What can clinicians do with our exploration of homophily? Consider that consultation appointments made for men newly diagnosed with LPC should include at least one individual from the man’s relationship network, most often a spouse or partner. Consultations with persons who have other types of cancer diagnoses also may benefit from inclusion of such a decision-support partner. Clinicians may solicit information from the patient about influential others. For example, inquiring if someone else known to the patient has been through the same or a similar situation. Clinicians can then explain any differences between the two cases without dishonoring the importance of the homophilic relationship and such communications may help improve the quality of health decision making.
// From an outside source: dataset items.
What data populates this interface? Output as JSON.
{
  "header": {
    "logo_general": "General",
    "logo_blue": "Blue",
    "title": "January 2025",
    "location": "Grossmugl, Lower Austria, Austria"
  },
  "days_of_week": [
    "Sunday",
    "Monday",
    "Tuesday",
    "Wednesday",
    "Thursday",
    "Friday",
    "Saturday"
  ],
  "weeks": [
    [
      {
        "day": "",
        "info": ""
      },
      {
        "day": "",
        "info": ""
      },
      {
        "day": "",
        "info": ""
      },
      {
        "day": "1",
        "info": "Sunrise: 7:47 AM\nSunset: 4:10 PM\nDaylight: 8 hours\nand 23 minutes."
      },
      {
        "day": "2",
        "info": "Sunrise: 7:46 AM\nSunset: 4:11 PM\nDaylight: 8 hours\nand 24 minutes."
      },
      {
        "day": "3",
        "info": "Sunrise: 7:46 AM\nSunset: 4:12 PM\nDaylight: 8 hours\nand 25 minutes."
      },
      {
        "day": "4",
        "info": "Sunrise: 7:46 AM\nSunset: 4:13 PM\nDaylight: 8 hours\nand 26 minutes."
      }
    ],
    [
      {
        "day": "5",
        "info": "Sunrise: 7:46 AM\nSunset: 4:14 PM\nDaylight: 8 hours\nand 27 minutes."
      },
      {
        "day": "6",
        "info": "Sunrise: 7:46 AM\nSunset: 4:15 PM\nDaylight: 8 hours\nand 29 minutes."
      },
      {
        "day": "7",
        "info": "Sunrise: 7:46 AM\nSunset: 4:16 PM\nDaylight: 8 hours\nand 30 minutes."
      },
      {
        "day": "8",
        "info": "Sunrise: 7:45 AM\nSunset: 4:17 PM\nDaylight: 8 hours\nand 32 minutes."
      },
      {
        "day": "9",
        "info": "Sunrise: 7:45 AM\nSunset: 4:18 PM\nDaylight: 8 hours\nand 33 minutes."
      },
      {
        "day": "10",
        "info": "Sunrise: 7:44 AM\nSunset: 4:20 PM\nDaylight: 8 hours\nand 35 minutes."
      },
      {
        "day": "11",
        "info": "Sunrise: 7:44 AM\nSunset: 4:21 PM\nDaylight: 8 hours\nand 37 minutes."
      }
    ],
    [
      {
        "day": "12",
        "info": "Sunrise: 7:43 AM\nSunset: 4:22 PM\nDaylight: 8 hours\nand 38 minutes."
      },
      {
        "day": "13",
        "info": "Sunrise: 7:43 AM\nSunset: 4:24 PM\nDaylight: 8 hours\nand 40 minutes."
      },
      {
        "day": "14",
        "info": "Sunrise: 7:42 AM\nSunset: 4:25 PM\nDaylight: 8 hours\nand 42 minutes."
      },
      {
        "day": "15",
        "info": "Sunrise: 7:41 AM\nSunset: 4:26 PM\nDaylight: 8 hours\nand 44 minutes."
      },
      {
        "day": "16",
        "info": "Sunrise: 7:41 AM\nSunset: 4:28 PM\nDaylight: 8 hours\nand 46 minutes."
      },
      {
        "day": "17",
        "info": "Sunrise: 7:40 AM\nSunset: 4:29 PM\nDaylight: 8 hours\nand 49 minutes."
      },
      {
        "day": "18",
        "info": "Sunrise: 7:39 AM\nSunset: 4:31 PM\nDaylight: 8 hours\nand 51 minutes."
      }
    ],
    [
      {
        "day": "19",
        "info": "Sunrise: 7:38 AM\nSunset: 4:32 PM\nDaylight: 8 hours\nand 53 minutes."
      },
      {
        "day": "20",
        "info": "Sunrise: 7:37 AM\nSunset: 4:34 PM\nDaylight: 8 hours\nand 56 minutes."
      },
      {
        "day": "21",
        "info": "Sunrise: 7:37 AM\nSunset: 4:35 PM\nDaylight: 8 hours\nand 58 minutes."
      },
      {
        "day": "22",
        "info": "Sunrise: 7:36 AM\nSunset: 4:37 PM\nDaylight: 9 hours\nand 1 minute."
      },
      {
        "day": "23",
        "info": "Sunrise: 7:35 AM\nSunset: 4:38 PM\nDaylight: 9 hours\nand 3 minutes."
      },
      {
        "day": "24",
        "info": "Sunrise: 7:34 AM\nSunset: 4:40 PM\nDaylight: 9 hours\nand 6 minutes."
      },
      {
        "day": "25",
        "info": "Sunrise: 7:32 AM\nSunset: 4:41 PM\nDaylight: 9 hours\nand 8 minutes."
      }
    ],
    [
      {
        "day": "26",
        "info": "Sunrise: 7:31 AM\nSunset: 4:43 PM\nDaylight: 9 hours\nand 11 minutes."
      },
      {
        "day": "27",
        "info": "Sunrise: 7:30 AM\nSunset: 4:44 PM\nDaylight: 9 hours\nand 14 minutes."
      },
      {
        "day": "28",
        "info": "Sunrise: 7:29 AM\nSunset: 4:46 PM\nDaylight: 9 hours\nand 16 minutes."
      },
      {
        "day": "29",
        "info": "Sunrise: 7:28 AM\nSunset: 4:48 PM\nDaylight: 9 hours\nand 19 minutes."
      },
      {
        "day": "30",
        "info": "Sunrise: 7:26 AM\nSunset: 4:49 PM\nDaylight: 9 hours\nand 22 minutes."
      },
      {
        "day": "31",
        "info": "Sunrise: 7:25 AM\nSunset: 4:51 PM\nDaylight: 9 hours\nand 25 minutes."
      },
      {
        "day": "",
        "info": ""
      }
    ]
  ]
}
Continued study of the influence of homophilic relationships and patient cancer decision making is warranted. The P3P intervention currently uses communication coaching videos tailored to the user’s race, age and language to enhance patient-clinician visits. A more specifically tailored intervention may have even a greater impact if we were able to tell users that “most men like you were satisfied with the decision you are considering.” We may find that with certain crowd-sourcing methods (Baum, 2016) we can predict additional outcomes based on large data profiles of patient characteristics. Perhaps we can guide patients with particular non-mutable characteristics (e.g., disease risk) to use certain types of information sources, including reliable individuals with homophilic ties, or even to predict decision regret for certain groups of patients.
In future research, it will be worthwhile to measure homophily directly to ascertain its influence relative to other factors thought to affect the involvement of personal and social contacts in health care decision making. As Brown, Oetzel, and Henderson (2016) observed, homophily is one of several variables—including tie strength, medical knowledge, and geographic proximity—that may influence the extent to which decision makers disclose health-related information to social network contacts and in turn receive new information. Current literature and theory support the notion that personal and social contacts play an important role in health care decision making, yet the mechanisms by which these contacts come to be viewed as influential by the decision maker are unclear. By differentiating the effect of homophily from that of other factors, health scientists will contribute to a knowledge base that may eventually dictate an expansion of descriptive decision theory in the health care context.
CONCLUSION
Our review and analysis suggest that homophily is a phenomenon that is manifest in health care decision making. Faced with a list of options to prevent or manage health conditions, decision makers turn to known individuals in their environments, particularly those individuals with whom the decision maker can identify on some level. Decision aid content and clinicians that honor the need for homophilic affirmation may be more effective in supporting shared health decisions.